University of Maine, Forest Bioproducts Research Institute (FBRI) | Indoor Air Quality

Project: Forest Bioproducts Research Institute, University of Maine

Location: Orono, Maine

Products: ULTIMA with AirGuard Coating

The Challenge:

The new Forest Bioproducts Research Institute (FBRI) houses the offices for a program that develops innovative and commercially viable technologies from forest waste. As with all its new facilities, the quality of the indoor environment of the new building was important to the University.

The Solution:

To help ensure the indoor air quality of the facility, the University partnered with Armstrong and installed ULTIMA with AirGuard Coating. It is the first coating for ceiling panels to actively remove formaldehyde and other aldehydes from the air.

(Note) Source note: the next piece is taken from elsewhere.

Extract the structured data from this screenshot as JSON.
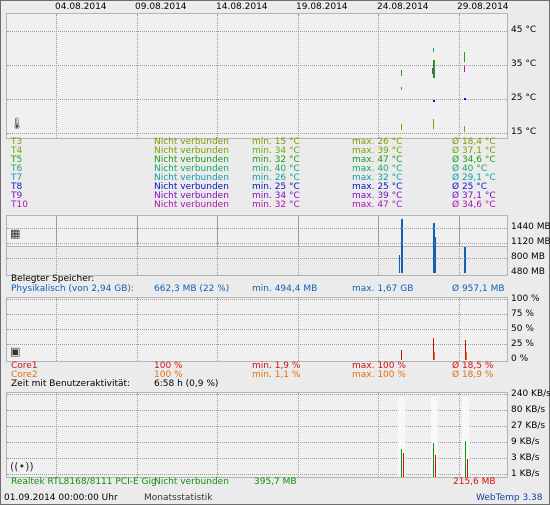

ULTIMA with AirGuard Coating was installed throughout the building except the reception area and hallway. The new panels covered approximately 60% of the total ceiling area. The building is serviced by its own HVAC system with ducted return air.

To test the effectiveness of the AirGuard Coating, formaldehyde concentrations in the indoor air were measured prior to installation of the ceiling tiles. The interior was finished except for furnishings, and the HVAC turned off. The average formaldehyde concentration was found to be 55 micrograms per cubic meter.

Formaldehyde levels were then measured after the ceiling tiles were installed and HVAC turned on. Results showed an immediate reduction in formaldehyde, due to both the addition of the fresh air and the AirGuard Coating.

Measurements were taken again after one week and also at 16 weeks after the installation of ULTIMA with AirGuard Coating ceiling tiles and was found to be four and five micrograms per cubic meter respectively, both of which were lower than that of the outside air. This data showed that the subsequent removal of formaldehyde was now due primarily to the AirGuard Coating.

Formaldehyde levels were also measured in a classroom with conventional ceiling tiles in a building adjacent to the Research Institute. Results showed that the indoor formaldehyde level in the FBRI building was almost 50% lower than that in the adjacent building without the AirGuard Coating.